Most of us have been there at some stage with our little one. The dreaded “I don’t want to go to school” sentence.
You can be pretty much guaranteed that you'll hear those words on a day where you have a lot on or an important meeting in work that you just can’t be late for.
But what happens if it is more than "usual"? What happens if you begin to see it affecting other aspects of their lives or they are refusing to go to school almost every day?
If this is the case, they may have a school-related anxiety ‘school refusal’. Children with this type of anxiety will usually have trouble going to school and staying in school when there.
There are some things you as a parent can do to try to help.
How to help your child if they don't want to go to school
See your GP.
If your little one's anxiety manifests itself physically as a pain in the tummy or a headache it may be no harm to see your GP to be checked out. It is more than likely nothing but it will tick that off the list in the things you can do to help.
Keep a close eye.
It might be a good idea to keep note of when and where the anxiety stems from. Does your little one not want to go to other things like dancing or football practice, or is it just school?
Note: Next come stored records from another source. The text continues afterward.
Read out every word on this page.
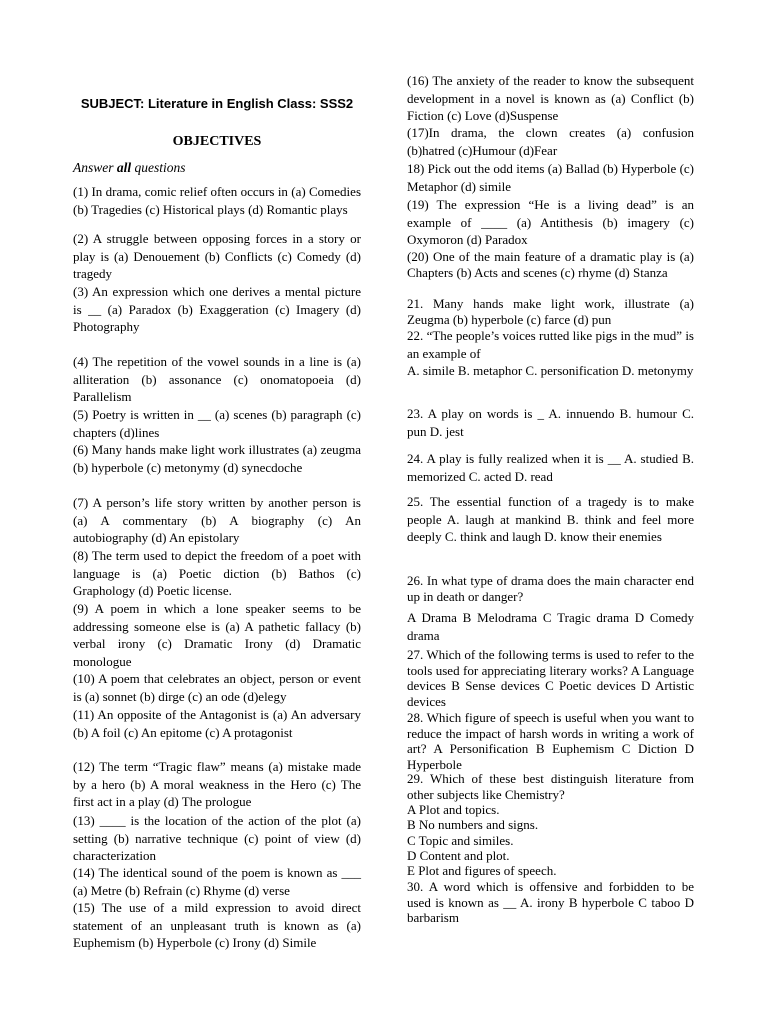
SUBJECT: Literature in English Class: SSS2
OBJECTIVES
Answer all questions
(1) In drama, comic relief often occurs in (a) Comedies (b) Tragedies (c) Historical plays (d) Romantic plays
(2) A struggle between opposing forces in a story or play is (a) Denouement (b) Conflicts (c) Comedy (d) tragedy
(3) An expression which one derives a mental picture is __ (a) Paradox (b) Exaggeration (c) Imagery (d) Photography
(4) The repetition of the vowel sounds in a line is (a) alliteration (b) assonance (c) onomatopoeia (d) Parallelism
(5) Poetry is written in __ (a) scenes (b) paragraph (c) chapters (d)lines
(6) Many hands make light work illustrates (a) zeugma (b) hyperbole (c) metonymy (d) synecdoche
(7) A person’s life story written by another person is (a) A commentary (b) A biography (c) An autobiography (d) An epistolary
(8) The term used to depict the freedom of a poet with language is (a) Poetic diction (b) Bathos (c) Graphology (d) Poetic license.
(9) A poem in which a lone speaker seems to be addressing someone else is (a) A pathetic fallacy (b) verbal irony (c) Dramatic Irony (d) Dramatic monologue
(10) A poem that celebrates an object, person or event is (a) sonnet (b) dirge (c) an ode (d)elegy
(11) An opposite of the Antagonist is (a) An adversary (b) A foil (c) An epitome (c) A protagonist
(12) The term “Tragic flaw” means (a) mistake made by a hero (b) A moral weakness in the Hero (c) The first act in a play (d) The prologue
(13) ____ is the location of the action of the plot (a) setting (b) narrative technique (c) point of view (d) characterization
(14) The identical sound of the poem is known as ___ (a) Metre (b) Refrain (c) Rhyme (d) verse
(15) The use of a mild expression to avoid direct statement of an unpleasant truth is known as (a) Euphemism (b) Hyperbole (c) Irony (d) Simile
(16) The anxiety of the reader to know the subsequent development in a novel is known as (a) Conflict (b) Fiction (c) Love (d)Suspense
(17)In drama, the clown creates (a) confusion (b)hatred (c)Humour (d)Fear
18) Pick out the odd items (a) Ballad (b) Hyperbole (c) Metaphor (d) simile
(19) The expression “He is a living dead” is an example of ____ (a) Antithesis (b) imagery (c) Oxymoron (d) Paradox
(20) One of the main feature of a dramatic play is (a) Chapters (b) Acts and scenes (c) rhyme (d) Stanza
21. Many hands make light work, illustrate (a) Zeugma (b) hyperbole (c) farce (d) pun
22. “The people’s voices rutted like pigs in the mud” is an example of
A. simile B. metaphor C. personification D. metonymy
23. A play on words is _ A. innuendo B. humour C. pun D. jest
24. A play is fully realized when it is __ A. studied B. memorized C. acted D. read
25. The essential function of a tragedy is to make people A. laugh at mankind B. think and feel more deeply C. think and laugh D. know their enemies
26. In what type of drama does the main character end up in death or danger?
A Drama B Melodrama C Tragic drama D Comedy drama
27. Which of the following terms is used to refer to the tools used for appreciating literary works? A Language devices B Sense devices C Poetic devices D Artistic devices
28. Which figure of speech is useful when you want to reduce the impact of harsh words in writing a work of art? A Personification B Euphemism C Diction D Hyperbole
29. Which of these best distinguish literature from other subjects like Chemistry?
A Plot and topics.
B No numbers and signs.
C Topic and similes.
D Content and plot.
E Plot and figures of speech.
30. A word which is offensive and forbidden to be used is known as __ A. irony B hyperbole C taboo D barbarism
Does your little one not want to go to school on specific days? Try to see if there is a pattern or something triggering their anxiety.
Talk to them.
The best thing you can do for your child is to ensure they know that you are there for them. Try to talk to them about what is going on but don’t push. Knowing that you believe them and you are there for them and they’re not alone is all the need to know to begin with.
Talk to their teacher.
It is a good idea to keep their teacher informed about what is going on. That means that on the days that they do go to school, the school is aware of how they might be feeling and can keep an eye on them when you’re not there. They may also have an insight into what is going on, a view from a different angle of their life.